Une partie du travail de terrain a été consacrée à la Corniche de Beyrouth. Cette promenade de 5 km longeant le front de mer, considérée comme un des rares espaces réellement public à Beyrouth, est très prisée dans la ville. Ayant le privilège d’être intégralement piéton, il accueille des habitants d’âge, de confession et d’origine sociale variés, bien que les usages de l’espace varient en fonction de ces critères (Delpal, 2001). À partir de 17 heures, cet espace linéaire se remplit de personnes seules, ou entre amis, mais surtout en famille. La Corniche est alors en grande partie dédiée aux loisirs collectifs et familiaux ; la configuration spatiale et l’offre commerciale y sont d’ailleurs bien adaptées. La possibilité de marcher, de louer des vélos, d’acheter de la nourriture, des friandises ou des jouets pour les enfants, rendent l’espace attractif pour les familles. Dans cet espace mixte lui aussi dédié à la consommation, sportifs, pêcheurs, vendeurs de café, badauds côtoient parents et enfants pour former une foule dense.
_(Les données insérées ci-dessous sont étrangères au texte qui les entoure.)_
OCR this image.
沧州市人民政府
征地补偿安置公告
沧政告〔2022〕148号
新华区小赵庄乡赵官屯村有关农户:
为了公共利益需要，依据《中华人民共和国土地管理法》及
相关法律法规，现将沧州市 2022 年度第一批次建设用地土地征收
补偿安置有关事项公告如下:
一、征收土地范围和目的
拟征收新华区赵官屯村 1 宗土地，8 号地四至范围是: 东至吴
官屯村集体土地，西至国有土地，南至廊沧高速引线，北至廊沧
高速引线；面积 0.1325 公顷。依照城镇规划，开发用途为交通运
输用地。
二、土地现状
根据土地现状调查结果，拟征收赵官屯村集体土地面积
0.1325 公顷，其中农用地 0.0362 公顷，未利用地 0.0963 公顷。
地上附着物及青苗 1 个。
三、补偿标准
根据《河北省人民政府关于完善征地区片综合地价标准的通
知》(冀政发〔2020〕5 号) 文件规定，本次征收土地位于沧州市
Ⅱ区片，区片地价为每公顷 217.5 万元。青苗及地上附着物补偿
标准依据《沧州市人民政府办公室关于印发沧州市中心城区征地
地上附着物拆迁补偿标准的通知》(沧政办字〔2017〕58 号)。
Ce réveil de la corniche (qui cependant n’est jamais totalement vide) correspond à la fin du travail : la journée se termine doucement et la ville se prépare pour la nuit. À mesure que cette dernière progresse, l’espace de la Corniche se meut en espace de loisirs informels (Su-Jan, Limin et Kiang, 2012). Les promeneurs y passent du temps, sans but précis hormis celui de la rencontre et de la discussion. Au cours de la nuit, l’espace occupé se rétrécit. Des groupes de jeunes hommes investissent un périmètre réduit, souvent autour de la voiture, qui émet de la musique et de la lumière, et apportent leurs propres objets de consommation et de divertissement : bouteilles, narguilés, jeux.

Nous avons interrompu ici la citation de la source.